Depois de semanas a ensaiar o grande evento do ano aconteceu numa sala abafada e um palco minúsculo de onde não dava para ver todos os putos. Mas foi hilariante.

Texto: Diana
Ilustração: Rita

Não se pode contar com os miúdos para nada. Horas de dedicação na creche para lhes ensinar coreografias simples, falas curtas e pequenas acções que constituem a peça de teatro de Natal e os sacaninhas chegam ao dia e não fazem nada do que foi combinado. Para não falar do empenho de algumas mães na produção do fato porque a filha vai ser uma ursa e não há orelhas de urso em lado nenhum, raios partam, só de felinos no geral, e faltam dois dias para a peça e nada de roupa.

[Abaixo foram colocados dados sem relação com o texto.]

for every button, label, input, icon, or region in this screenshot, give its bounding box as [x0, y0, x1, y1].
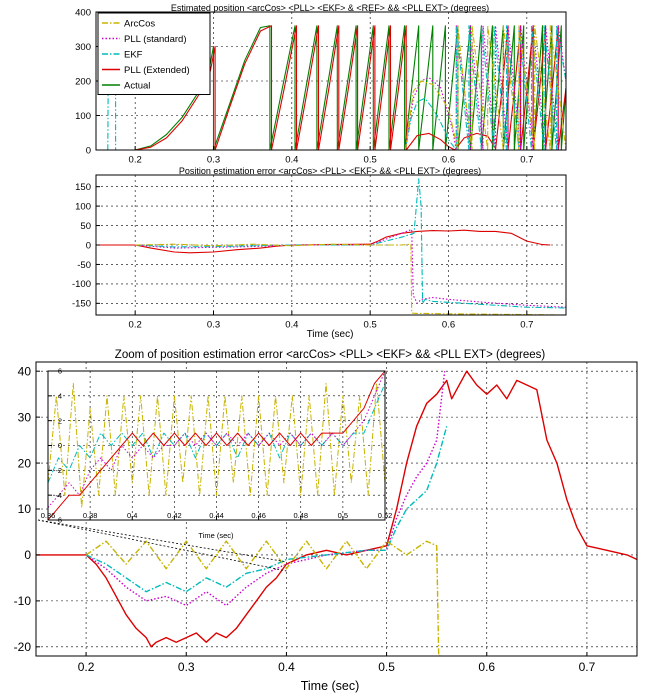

Mas o verdadeiro empenho e dedicação é das educadoras e auxiliares. Elas abraçam a maratona de frustações – lágrimas, dramas, medo do palco, putos com as caras já todas borradas, cheios de calor e sede – com a alegria e entusiasmo de quem ganhou o prémio máximo da raspadinha. Elas seguem o guião, elas não vacilam, nada lhes abala a convicção, nem o calor abrasador e a falta de luz que torna quase impossível a tarefa inglória de fotografar a prole de cada um. Elas não tombam.

Coro

Elas não esmorecem com alguns putos que mais parecem zombies perdidos e ajudam na coreografia, sem parar, com uma energia que a maioria de nós perdeu assim que começou a ir à escola primária e a ter de acartar com quilos de livros. Elas não fogem aos gritos nem quando abrem as hostilidades para o lanche, um bando maluco de miúdos que só quer açúcar, mais os pais e os avós que também quiseram ver os netinhos, tão lindos, a encher um pouco mais um espaço que por si só já era diminuto. E aposto que no fim ainda tiveram de arrumar tudo – se calhar em coreografia optimamente sincronizada para compensar a falta de talento dos putos. Para elas, uma vénia. Eu teria começado a distribuir chapadas pelos miúdos, a gritar com o calor, terminando numa fuga em grande estilo. Mas isto sou eu que acho que as crianças não deviam cantar nem dançar em público – já há castigos suficientes no mundo em geral. Além de esganiçados os miúdos da creche têm o sentido rítmico de uma betoneira.

Ainda assim não há como evitar uma lágrima de comoção quando a nossa filha ultrapassa a vergonha que lhe aprisiona a espontaneidade e começa alegremente a dançar o twist ao som de “Let’s Twist Again”, uma óptima canção para terminar um espectáculo de Natal, o mundo está farto das canções chatas da época. E por isso, um brinde às educadoras que aturam mais os nossos filhos do que nós – e nós sabemos como eles são difíceis –  pelo caminho ainda lhes ensinam umas cenas e de certeza que não ganham o suficiente para andarem aos saltos num palco com 40º e a meia luz.